Solar power and keg stands have one thing in common: Wal-Mart wants to profit from them.
In the race for commercial solar power, Wal-Mart is killing it. The company now has almost twice as much capacity as second-place Costco. A better comparison: Wal-Mart is converting more sun into energy than 38 U.S. states.
In the beer department, Wal-Mart recently decided alcohol was good business and vowed to double sales by 2016. The result: 500 reps from the alcohol industry converged on the Sam’s Club auditorium in Bentonville, Arkansas, for an “adult beverages summit” focused on Wal-Mart. “It’s even selling it in garden centers,” Bloomberg News’s Renee Dudley wrote in August.
With solar, will Wal-Mart have the same industry-focusing presence its had with booze?
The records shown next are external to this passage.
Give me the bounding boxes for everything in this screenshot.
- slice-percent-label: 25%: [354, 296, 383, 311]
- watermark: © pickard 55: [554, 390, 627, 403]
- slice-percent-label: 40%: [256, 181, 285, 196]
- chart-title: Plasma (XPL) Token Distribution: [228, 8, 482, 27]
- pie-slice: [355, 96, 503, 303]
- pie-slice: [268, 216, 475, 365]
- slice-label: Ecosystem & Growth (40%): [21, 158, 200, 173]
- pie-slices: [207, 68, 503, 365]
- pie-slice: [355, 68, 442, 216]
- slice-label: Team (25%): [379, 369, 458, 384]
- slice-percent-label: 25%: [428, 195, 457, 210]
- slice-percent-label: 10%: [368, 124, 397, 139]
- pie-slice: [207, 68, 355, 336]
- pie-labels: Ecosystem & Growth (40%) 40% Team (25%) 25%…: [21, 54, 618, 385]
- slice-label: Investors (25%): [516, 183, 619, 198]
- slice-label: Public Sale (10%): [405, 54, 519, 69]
If small business is the heart of the U.S. economy, Wal-Mart is the gluteus maximus -- the power muscle. The company redefines global supply chains and crunches cost reductions in just about every area it touches. More than 80 publicly traded companies rely on Wal-Mart for 10 percent or more of their annual revenue, according to Bloomberg data.
“When we find something that works -- like solar -- we go big with it,” the company’s website proclaims.
When companies tout their solar street cred, it's generally not because they're actually plugging panels in themselves. Most of Wal-Mart's projects are done through what are called power-purchase agreements, where third-party developers install, own and operate the systems on Wal-Mart rooftops. Wal-Mart simply locks in cheap long-term rates to buy back the electricity and take the green credit.
After a 40 percent surge in installations through the second quarter, Wal-Mart now draws on 89 megawatts of capacity, according to a report last week by the Solar Energy Industries Association. That’s roughly enough to power 22,250 U.S. homes.
Even Wal-Mart has a lot more room to grow. According to the Environmental Protection Agency, green power accounts for just 4 percent of the company’s electricity use. IKEA, the world’s biggest home-furnishings retailer, is taking solar a step further. The Swedish company plans to begin selling solar-panel systems in its U.K. stores next year, with a standard 3.36-kilowatt system costing $9,200.
For companies that took a look at solar a few years ago and passed, it may be time to look again. Prices of panels have fallen 60 percent just since 2011, and the average price of an installed solar project has dropped 30 percent, according to industry data.
It’s still early days for solar. Wal-Mart produces more solar energy today than the entire country did in 1987, when Starship released the hit single, “Nothing’s Gonna Stop Us Now.” I’m not sure what exactly that says about Wal-Mart or the U.S. or 1980s pop music -- apart from showing that the landscape today is positively futuristic by comparison.
Buying solar and selling beer are two very different businesses. But when giants like Wal-Mart and Costco throw their weight into either, you can bet on a cheap buzz. I’ll drink to that.